# How do you evaluate cos^-1(sin(7pi/2))?

Jul 29, 2016

$- 3 \pi$

#### Explanation:

For any a, $\sin a = \cos \left(\frac{\pi}{2} - a\right)$.

Use bijective 1-1 inversion ${f}^{- 1} \left(f \left(x\right)\right) = x$ that returns x.

Here,

${\cos}^{- 1} \left(\sin \left(\frac{7}{2} \pi\right)\right)$

$= {\cos}^{- 1} \left(\cos \left(\frac{\pi}{2} - \frac{7}{2} \pi\right)\right)$.

$= {\cos}^{- 1} \left(\cos \left(- 3 \pi\right)\right)$.

$= - 3 \pi$

Despite that both $\pm 3 \pi$ point to the same direction, the sense of

rotation is opposite, for the negative sign.

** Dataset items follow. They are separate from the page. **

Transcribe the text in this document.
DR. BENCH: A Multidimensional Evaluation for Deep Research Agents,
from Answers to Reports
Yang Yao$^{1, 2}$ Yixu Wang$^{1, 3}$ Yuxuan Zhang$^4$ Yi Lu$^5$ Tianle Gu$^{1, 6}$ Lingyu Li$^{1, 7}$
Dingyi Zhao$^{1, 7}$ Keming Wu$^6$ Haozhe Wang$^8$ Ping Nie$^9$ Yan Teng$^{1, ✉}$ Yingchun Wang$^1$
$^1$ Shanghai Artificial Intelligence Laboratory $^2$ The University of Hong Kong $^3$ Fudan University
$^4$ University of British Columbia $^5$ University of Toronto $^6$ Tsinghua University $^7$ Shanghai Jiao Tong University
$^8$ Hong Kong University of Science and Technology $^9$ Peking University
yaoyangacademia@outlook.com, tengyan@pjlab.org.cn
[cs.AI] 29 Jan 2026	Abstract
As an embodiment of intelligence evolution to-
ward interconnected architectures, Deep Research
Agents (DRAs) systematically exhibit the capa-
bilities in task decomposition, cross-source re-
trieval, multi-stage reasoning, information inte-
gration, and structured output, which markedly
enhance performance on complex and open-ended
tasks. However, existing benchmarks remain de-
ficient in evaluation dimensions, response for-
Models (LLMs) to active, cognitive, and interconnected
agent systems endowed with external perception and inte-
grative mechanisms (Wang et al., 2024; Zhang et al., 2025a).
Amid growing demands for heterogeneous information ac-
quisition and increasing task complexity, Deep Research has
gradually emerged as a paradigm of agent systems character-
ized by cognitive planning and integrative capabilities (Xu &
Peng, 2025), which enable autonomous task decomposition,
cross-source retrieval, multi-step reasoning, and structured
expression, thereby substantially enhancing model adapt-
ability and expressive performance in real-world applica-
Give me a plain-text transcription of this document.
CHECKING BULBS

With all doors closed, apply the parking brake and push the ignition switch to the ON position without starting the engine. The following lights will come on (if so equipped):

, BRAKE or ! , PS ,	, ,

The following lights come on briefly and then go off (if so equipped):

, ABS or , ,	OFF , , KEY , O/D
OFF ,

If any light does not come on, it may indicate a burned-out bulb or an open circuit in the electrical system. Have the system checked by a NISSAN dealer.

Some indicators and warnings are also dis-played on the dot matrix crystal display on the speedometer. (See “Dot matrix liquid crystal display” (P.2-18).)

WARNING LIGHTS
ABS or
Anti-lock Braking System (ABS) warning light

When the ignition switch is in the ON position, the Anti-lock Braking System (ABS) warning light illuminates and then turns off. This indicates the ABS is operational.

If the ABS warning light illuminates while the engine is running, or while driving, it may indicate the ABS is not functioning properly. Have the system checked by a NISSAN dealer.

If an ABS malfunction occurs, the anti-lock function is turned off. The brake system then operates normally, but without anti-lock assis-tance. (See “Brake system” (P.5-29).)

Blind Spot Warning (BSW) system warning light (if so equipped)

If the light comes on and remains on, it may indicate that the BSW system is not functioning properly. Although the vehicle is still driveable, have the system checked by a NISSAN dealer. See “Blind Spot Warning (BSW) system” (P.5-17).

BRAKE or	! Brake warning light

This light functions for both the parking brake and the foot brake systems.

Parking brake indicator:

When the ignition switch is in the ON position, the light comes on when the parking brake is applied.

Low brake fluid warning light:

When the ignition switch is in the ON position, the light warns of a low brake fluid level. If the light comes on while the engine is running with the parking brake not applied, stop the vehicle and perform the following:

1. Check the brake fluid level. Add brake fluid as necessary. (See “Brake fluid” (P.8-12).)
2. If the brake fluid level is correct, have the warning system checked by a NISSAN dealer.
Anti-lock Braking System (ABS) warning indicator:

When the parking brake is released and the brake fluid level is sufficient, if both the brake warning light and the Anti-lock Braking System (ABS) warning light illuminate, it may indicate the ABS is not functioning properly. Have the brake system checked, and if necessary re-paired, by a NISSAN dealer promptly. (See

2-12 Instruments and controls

So, I make this self-

correction to my previous answer from $3 \pi$ to $- 3 \pi$ .

See how it works, in the reverse process.

${\sin}^{- 1} \left(\cos \left(- 3 \pi\right)\right)$

=sin^(-1)sin(pi/2-(-3pi)))

$- {\sin}^{- 1} \left(\sin \left(\frac{7}{2} \pi\right)\right)$

$= \frac{7}{2} \pi$, using ${f}^{- 1} f \left(x\right) = x$

Interestingly, owing to the principal value convention, your

calculator gives the answer as ${180}^{o} = \pi$. For the reversed

calculation, it gives $- {90}^{\odot} = - \frac{\pi}{2}$, and not $\frac{7}{2} \pi$..